Bob Dylan’s not here but his fractured ghost haunts this film…though his songs walk by themselves. Todd Haynes chooses to represent Dylan in six phases of his life using six different actors. The film begins with a young Dylan jumping a boxcar and the story’s train of thought decouples from the narrative locomotion, utilizing a Fellini-like dream structure that is both confusing and intellectually provoking. There is no controlling plot device to advance the tale, only time-warp vignettes of Dylan in varying aspects of his career and life.
But I believe this film is about more than Bob Dylan: it’s concerned with examining the Cult Of Personality and the creative experience itself. When do we separate the artist from the art? Once a song is written and shared it becomes a part of the listener, it changes.
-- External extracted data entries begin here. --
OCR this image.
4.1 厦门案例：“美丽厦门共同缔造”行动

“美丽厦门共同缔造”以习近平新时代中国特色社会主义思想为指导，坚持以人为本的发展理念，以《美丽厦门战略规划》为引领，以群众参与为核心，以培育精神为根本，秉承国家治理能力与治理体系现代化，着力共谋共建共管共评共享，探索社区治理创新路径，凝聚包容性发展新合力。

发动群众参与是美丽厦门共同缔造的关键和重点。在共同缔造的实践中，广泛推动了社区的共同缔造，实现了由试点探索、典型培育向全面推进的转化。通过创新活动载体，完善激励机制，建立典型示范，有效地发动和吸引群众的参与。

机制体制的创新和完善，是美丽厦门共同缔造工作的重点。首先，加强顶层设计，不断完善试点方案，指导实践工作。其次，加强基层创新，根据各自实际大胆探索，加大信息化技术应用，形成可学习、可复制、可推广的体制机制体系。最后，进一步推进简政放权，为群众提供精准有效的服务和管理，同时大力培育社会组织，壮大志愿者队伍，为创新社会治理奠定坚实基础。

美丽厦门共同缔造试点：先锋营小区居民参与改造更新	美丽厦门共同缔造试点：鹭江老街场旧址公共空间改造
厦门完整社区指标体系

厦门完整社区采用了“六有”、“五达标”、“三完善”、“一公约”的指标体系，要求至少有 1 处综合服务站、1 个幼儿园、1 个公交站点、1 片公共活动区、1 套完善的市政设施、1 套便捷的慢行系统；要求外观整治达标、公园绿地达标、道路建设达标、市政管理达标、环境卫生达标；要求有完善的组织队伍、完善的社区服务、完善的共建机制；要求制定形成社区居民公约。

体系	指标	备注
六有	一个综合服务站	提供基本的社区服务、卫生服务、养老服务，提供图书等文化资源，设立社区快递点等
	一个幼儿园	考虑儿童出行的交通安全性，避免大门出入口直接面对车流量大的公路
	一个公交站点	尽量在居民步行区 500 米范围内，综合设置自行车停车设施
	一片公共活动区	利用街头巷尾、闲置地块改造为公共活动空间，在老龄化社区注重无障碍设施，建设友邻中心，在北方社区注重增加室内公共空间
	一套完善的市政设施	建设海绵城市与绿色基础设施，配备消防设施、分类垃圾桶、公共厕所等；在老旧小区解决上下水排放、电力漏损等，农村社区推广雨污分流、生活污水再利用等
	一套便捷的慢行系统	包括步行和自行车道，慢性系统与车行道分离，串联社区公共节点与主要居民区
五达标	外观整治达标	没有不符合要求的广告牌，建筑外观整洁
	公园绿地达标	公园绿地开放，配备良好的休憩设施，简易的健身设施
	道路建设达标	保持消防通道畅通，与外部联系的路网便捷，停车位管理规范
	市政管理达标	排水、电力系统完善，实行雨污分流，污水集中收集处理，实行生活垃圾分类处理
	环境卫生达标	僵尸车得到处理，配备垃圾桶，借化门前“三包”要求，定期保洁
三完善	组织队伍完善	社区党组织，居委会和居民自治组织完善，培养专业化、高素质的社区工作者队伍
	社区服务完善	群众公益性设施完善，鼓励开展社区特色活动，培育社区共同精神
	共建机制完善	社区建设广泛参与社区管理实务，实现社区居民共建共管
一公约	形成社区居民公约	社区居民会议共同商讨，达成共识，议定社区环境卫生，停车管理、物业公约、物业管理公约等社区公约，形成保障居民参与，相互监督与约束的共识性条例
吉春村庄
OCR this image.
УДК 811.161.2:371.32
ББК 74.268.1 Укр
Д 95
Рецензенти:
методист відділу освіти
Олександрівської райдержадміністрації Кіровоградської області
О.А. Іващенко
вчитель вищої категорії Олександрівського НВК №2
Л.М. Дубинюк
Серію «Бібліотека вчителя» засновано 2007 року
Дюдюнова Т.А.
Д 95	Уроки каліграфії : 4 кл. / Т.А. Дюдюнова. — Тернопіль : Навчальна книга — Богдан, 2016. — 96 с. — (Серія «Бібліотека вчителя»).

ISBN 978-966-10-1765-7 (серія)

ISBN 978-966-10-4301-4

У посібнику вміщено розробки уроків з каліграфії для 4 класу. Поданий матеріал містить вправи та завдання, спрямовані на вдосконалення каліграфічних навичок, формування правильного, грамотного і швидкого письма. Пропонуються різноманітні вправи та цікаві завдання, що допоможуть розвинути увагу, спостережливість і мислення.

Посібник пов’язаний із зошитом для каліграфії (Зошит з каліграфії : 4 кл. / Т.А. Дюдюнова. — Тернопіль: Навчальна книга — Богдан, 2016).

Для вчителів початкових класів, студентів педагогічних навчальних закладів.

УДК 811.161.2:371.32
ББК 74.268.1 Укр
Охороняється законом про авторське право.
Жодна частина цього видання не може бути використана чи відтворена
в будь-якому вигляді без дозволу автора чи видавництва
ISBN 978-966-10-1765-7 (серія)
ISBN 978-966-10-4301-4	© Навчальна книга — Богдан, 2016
WILCO sings about this very concern:
“And if the whole world’s singing your songs, And all of your paintings have been hung, Just remember what was yours is everyone’s from now on, And that’s not wrong or right, But you can struggle with it all you like, You'll only get uptight.”
Dylan gets uptight, pretentious, self-destructive, and begins to despise the people who once worshiped his songs, who looked to this dirty prophet for guidance but now find only idiot wind. He begins to lose his freedom and fears becoming bound to the listener…the very antithesis of the creative process!
Haynes uses different film stock and color schemes to reflect Dylan’s emotional metamorphosis. He also employs sudden jump cuts to keep the viewer vertiginous, conflicted, and confounded in order to empathize with the character(s); we begin to feel what he’s feeling. If you want a documentary on Bob Dylan…rent another film. This is an intellectual vivisection of an icon and the very audience that adores him. Does it matter what we think of the living breathing person Bob Dylan? His songs now belong to us.